In January, the city asked for suggestions, which board members of the Tread of the Pioneers museum would sift before recommending finalists to the City Council.

Poff by this time had left Steamboat Springs, but his goofy idea lived on. Someone added James Brown Soul Center of the Universe Bridge to the 60 or so suggestions City Manager Harvey Rose submitted to the museum.

The museum board deliberated, chose five safe candidates with local significance and, just for grins, gave James Brown an honorable mention. In a state where the town of Avon made headlines for naming a bridge Bob and starting a "Bobfest" that attracts thousands, it didn't seem that strange.

In April, the City Council members looked at the list and, feeling frisky, chose James Brown. Chotvacs cried foul and a five-month frenzy began.

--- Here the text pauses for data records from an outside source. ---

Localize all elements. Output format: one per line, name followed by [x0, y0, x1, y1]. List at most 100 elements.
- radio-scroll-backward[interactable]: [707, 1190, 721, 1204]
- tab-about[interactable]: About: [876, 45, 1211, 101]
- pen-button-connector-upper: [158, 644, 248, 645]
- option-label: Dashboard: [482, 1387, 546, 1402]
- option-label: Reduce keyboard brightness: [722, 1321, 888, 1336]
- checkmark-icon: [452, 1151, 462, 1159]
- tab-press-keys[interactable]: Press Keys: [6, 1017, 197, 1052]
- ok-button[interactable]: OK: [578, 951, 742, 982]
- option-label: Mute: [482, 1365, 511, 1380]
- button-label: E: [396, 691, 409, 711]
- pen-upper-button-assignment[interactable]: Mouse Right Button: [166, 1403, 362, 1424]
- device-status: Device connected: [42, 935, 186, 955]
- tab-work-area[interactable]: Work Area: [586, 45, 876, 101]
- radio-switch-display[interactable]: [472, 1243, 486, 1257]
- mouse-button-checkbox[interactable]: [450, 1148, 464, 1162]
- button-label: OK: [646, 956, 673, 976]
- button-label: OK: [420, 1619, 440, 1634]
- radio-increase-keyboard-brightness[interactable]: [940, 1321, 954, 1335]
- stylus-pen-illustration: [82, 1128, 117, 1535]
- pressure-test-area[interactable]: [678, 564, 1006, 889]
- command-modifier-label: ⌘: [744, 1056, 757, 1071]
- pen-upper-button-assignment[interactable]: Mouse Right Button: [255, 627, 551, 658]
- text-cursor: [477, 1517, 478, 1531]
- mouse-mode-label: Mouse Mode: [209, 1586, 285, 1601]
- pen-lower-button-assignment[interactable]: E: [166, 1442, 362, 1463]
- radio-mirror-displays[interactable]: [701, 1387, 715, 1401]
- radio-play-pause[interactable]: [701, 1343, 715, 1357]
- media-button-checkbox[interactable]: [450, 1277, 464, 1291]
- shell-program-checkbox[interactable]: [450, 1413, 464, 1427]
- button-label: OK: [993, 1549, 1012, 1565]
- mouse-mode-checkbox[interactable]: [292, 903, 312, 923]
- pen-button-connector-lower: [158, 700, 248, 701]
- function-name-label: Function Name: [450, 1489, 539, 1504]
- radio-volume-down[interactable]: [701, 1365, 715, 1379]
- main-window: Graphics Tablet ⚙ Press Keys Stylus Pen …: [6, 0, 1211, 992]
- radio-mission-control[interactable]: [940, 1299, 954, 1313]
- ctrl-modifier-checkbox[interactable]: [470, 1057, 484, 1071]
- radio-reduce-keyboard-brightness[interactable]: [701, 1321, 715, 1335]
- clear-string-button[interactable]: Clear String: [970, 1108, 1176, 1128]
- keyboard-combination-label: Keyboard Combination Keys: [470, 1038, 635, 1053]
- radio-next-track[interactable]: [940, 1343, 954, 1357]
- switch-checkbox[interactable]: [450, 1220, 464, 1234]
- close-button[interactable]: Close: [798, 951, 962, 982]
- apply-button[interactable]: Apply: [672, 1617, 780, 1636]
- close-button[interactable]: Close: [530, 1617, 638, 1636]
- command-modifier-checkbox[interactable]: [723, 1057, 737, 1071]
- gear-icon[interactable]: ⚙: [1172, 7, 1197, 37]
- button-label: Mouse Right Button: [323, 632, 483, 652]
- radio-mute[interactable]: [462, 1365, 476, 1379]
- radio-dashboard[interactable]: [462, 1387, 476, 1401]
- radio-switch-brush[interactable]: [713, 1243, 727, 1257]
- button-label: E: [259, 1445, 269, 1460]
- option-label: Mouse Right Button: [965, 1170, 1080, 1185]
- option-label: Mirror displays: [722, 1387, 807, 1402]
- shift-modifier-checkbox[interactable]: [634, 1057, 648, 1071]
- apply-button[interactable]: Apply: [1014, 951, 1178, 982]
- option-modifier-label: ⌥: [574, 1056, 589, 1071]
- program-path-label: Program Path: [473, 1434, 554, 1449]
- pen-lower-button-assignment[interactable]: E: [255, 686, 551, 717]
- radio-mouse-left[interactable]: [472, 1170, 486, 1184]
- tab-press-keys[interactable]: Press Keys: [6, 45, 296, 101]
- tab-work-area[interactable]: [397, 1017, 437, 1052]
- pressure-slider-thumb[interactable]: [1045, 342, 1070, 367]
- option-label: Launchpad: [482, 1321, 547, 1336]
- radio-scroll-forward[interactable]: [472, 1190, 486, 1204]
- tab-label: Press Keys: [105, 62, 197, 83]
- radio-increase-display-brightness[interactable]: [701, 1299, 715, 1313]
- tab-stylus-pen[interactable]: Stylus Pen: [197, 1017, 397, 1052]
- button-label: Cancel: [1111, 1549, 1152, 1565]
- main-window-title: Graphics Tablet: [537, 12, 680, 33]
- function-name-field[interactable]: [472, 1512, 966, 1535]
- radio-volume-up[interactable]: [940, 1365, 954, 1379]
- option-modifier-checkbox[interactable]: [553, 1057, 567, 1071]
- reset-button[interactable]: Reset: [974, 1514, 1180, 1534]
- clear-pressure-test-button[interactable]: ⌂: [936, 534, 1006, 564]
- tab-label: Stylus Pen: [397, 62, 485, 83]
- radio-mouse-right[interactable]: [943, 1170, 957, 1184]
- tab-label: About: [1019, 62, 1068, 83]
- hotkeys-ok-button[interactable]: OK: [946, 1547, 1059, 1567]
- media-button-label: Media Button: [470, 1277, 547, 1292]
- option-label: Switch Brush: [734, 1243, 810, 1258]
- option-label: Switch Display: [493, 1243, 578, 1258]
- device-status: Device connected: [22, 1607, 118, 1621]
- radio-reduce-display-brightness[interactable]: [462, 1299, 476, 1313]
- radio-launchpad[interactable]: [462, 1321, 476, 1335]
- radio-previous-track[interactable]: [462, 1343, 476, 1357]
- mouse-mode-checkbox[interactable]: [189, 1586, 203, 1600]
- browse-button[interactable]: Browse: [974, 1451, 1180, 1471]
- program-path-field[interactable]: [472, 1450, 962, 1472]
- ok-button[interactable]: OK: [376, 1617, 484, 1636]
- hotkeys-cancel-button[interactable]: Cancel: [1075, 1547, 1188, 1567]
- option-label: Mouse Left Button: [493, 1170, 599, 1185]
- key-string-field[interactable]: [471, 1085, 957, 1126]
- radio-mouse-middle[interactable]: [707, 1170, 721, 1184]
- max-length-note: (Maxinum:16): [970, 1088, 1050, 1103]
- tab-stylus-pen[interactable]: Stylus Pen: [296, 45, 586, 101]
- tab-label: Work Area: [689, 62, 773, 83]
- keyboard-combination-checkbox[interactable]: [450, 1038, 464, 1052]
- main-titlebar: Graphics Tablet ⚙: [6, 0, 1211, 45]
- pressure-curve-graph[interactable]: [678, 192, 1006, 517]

Council members backed off and put the matter to a public ballot. Brown won. Again the council voted to name the bridge for him and, as written comments to the council demonstrated, the town truly became polarized.

"Our City Council must be on drugs," an opponent said.

"Yes! Rock on!" a supporter said.

Chotvacs and others collected 1,100 signatures in opposition. Council members decided not to name the bridge at all. Then, rallied by a local radio station, KFMU, 1,500 people signed a petition supporting James Brown.

It was time for the politicians to punt this one to the people.

The council called for a no-holds-barred popularity contest in which anyone in Routt County could vote as often as he or she cared to.

There are 14,500 people in the county. There were 26,381 ballots submitted. James Brown won by 258 votes.

Brown said in an interview with KFMU that he was pleased and honored. He said he felt good. Like we knew that he would.

Not everyone felt that way, however.

Gary Miner, who grew up two blocks from the garage where he supervises vehicle maintenance for the city's high school, said naming the bridge after Brown would continue the loss of what he called "the innocent life" in Steamboat Springs.

It has not escaped attention that Brown recently served two years in prison for threatening police officers and resisting arrest. While on parole, which he completed in August, he was required to take treatment for substance abuse.

"Then they turn around and make a hero out of this person," Miner said.

Yet Brown is a hero to many who tapped their toes to the incredible 44 hit songs he had between 1960 and 1986. Long before it was trendy, his songs preached against drugs and violence and for black pride.

Although the official name of the bridge has been decided, the tension lingers. Opponents are vowing to call it New Stockbridge or Twenty Mile Bridge, two of the names selected by the museum board, and are urging the city to forgo a ceremony and a sign.

"People say this is a silly thing, that we need to lighten up," said Chotvacs, who plays violin in the town orchestra and will take country crooner Randy Travis over James Brown any day. "But if they get this name on the bridge, it will stay there until the bridge falls down."

Actually, it might not last that long - unless the name plate is very, very well-secured.

"Country people kind of take care of their own thing, and sometimes it's not the legal way," Miner said. "Ah, you never know."